Dimunation knows a thing or two about the importance of "the real thing." For more than a decade, he's overseen the task of restoring Thomas Jefferson's library, two-thirds of which perished in a fire at the Capitol on Christmas Eve, 1851. With the work nearly complete and now on permanent exhibit at the Library of Congress, the collection showcases the 4,000-plus books Dimunation has tracked down, exact matches of the books Jefferson owned, and displays them in the manner Jefferson intended: in a circle, organized by the tenants of the Enlightenment -- memory, reason and imagination. There's value, he says, in "having in our possession the library that shaped the mind of the author of the Declaration of Independence….in having that corpus of material readily available." He'll talk about Jefferson, as well as "a little Susan B. Anthony, a little Houdini, Lincoln, a whole host of people," he says, during his lecture.
For all the value of the physical object, there's value, too, say Marshall and Dimunation, in digitizing collections so they're accessible online. Unlike in other areas of the library, where "digital technology can be seen as the vehicle through which we can reduce the number of physical artifacts we retain in a collection," Dimunation says, "in Special Collections, it should be handled in tandem."
At UVM, the Center for Digital Initiatives does just that, scanning and archiving a selection of the manuscripts, books and images unique to UVM's collection. McAllister's photographs, slide images of the Long Trail, the Civil War letters, Vermont Congressional papers, maple recipes and other collections are available for browsing on the CDI website.
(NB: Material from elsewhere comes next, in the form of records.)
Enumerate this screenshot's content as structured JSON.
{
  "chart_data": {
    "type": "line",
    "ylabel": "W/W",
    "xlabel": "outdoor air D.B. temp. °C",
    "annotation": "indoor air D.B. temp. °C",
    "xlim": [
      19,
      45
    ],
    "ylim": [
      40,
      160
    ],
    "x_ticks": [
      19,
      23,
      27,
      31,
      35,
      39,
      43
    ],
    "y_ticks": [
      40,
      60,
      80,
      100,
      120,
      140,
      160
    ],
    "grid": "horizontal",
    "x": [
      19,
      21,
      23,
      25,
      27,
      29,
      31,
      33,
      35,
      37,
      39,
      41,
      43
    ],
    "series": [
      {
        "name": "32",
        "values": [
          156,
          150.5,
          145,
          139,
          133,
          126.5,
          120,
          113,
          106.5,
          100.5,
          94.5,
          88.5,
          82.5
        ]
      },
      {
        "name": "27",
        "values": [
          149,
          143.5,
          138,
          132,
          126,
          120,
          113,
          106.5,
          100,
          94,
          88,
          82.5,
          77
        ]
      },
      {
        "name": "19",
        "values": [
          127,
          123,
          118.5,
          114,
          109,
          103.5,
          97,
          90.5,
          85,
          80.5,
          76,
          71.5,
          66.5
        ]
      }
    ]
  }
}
"We see the Web as an access tool, not a preservation tool," Marshall says. Access to and use of the collection is important to Marshall. That's why since becoming director in 2006 (following long-time director Connell Gallagher), he's paid special attention to increasing the number of classes visiting Special Collections and integrating its holdings with coursework. The number of class visits reaches 60 to 70 per year and include everything from botany courses looking at the collection of herbals to see how plant descriptions and depictions have changed over the centuries to printmaking courses investigating printing processes and how printers and artists have historically made illustration and text work together.
"Teaching is the most important thing we do," Marshall says. "If we're not teachers, then we're just guardians, and that's not what we want to be."